Even though there is a growing role for endovascular vascular access management, centres performing these procedures remain low. We believe it is important for all specialties involved to understand the benefits that endovascular approaches provide to haemodialysis patients. Meetings on the specific subject remain highly “open surgery oriented and those with broader audiences sometimes combine vascular access treatment with venous disease. We feel that there is a need to help disseminate education and awareness in this area, particularly among  nephrologists on the endovascular pathway/service they can provide to their patients. Endovascular therapists, either interventional radiologists, vascular surgeons or interventional nephrologists would also gain from staying current with developments in the field with a view to improving the care available to haemodialysis patients. In light of the current developments in this field, hospital multidisciplinary team meetings should involve endovascular specialists and congresses on the specific subject should be geared towards a multidisciplinary approach. It is in this context that the EVA (Endo Vascular Access) Meeting was created—its content is specifically designed to focus on the treatment options that the endovascular approach offers to haemodialysis patients. From EndoAVF, trial updates and treatment of symptomatic central venous stenosis to central venous catheters and background development, the EVA Meeting presents a multidisciplinary faculty of physicians from around the globe. The first EVA Meeting will be held in Patras, Greece on 21–22 June 2019.

Panagiotis M Kitrou and Konstantinos Katsanos are assistant professors of interventional radiology and Dimitrios Karnabatidis is a professor of interventional radiology, Patras University Hospital, Patras, Greece. They are also directors of the EVA meeting.

References

  1. Dariushnia SR, Walker TG, Silberzweig JE, et al. Quality improvement guidelines for percutaneous image-guided management of the thrombosed or dysfunctional dialysis circuit. J Vasc Interv Radiol. 2016;27(10):1518–30.
  2. Ibeas J, Roca-Tey R, Vallespin J, et al. Spanish clinical guidelines on vascular access for haemodialysis. Nefrologia. 2017;37 Suppl 1:1–191.
  3. Schmidli J, Widmer MK, Basile C, et al. Editor’s Choice – Vascular Access: 2018 Clinical practice guidelines of the European Society for Vascular Surgery (ESVS). Eur J Vasc Endovasc Surg. 2018;55(6):757–818.
  4. Kitrou P, Papasotiriou M, Katsanos K, et al.
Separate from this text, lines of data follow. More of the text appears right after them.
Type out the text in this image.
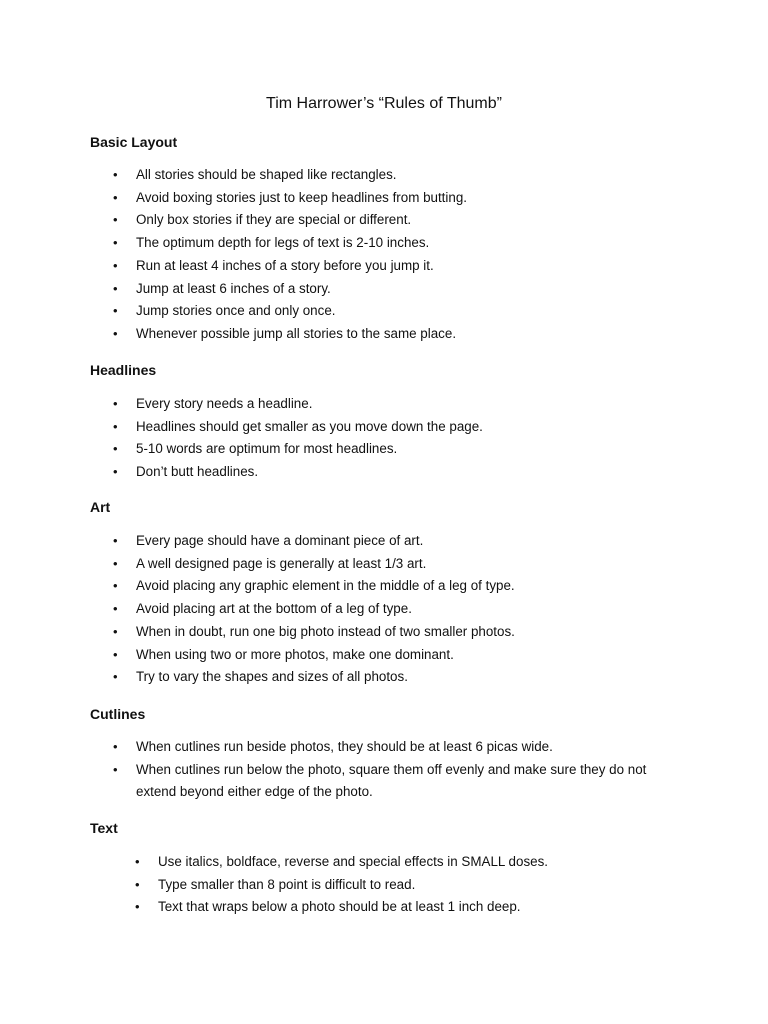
Tim Harrower’s “Rules of Thumb”
Basic Layout
• All stories should be shaped like rectangles.
• Avoid boxing stories just to keep headlines from butting.
• Only box stories if they are special or different.
• The optimum depth for legs of text is 2-10 inches.
• Run at least 4 inches of a story before you jump it.
• Jump at least 6 inches of a story.
• Jump stories once and only once.
• Whenever possible jump all stories to the same place.
Headlines
• Every story needs a headline.
• Headlines should get smaller as you move down the page.
• 5-10 words are optimum for most headlines.
• Don’t butt headlines.
Art
• Every page should have a dominant piece of art.
• A well designed page is generally at least 1/3 art.
• Avoid placing any graphic element in the middle of a leg of type.
• Avoid placing art at the bottom of a leg of type.
• When in doubt, run one big photo instead of two smaller photos.
• When using two or more photos, make one dominant.
• Try to vary the shapes and sizes of all photos.
Cutlines
• When cutlines run beside photos, they should be at least 6 picas wide.
• When cutlines run below the photo, square them off evenly and make sure they do not extend beyond either edge of the photo.
Text
• Use italics, boldface, reverse and special effects in SMALL doses.
• Type smaller than 8 point is difficult to read.
• Text that wraps below a photo should be at least 1 inch deep.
Recent developments in endovascular interventions to sustain vascular access patency in haemodialysis patients. Nephrol Dial Transplant. 2018.
  5. Trerotola SO, Lawson J, Roy-Chaudhury P, Saad TF, Lutonix AVCTI. Drug coated balloon angioplasty in failing AV fistulas: A randomized controlled trial. Clin J Am Soc Nephrol. 2018;13(8):1215–24.
  6. Kitrou PM, Papadimatos P, Spiliopoulos S, et al. Paclitaxel-coated balloons for the treatment of symptomatic central venous stenosis in dialysis access: Results from a randomized controlled trial. J Vasc Interv Radiol. 2017;28(6):811–7.
  7. Haskal ZJ, Trerotola S, Dolmatch B, et al. Stent graft vs. balloon angioplasty for failing dialysis-access grafts. N Engl J Med. 2010;362(6):494–503.
  8. Kitrou PM, Katsanos K, Papadimatos P, et al. A survival guide for endovascular declotting in dialysis access: Procedures, devices, and a statistical analysis of 3,000 cases. Expert Rev Med Devices. 2018;15(4):283–91.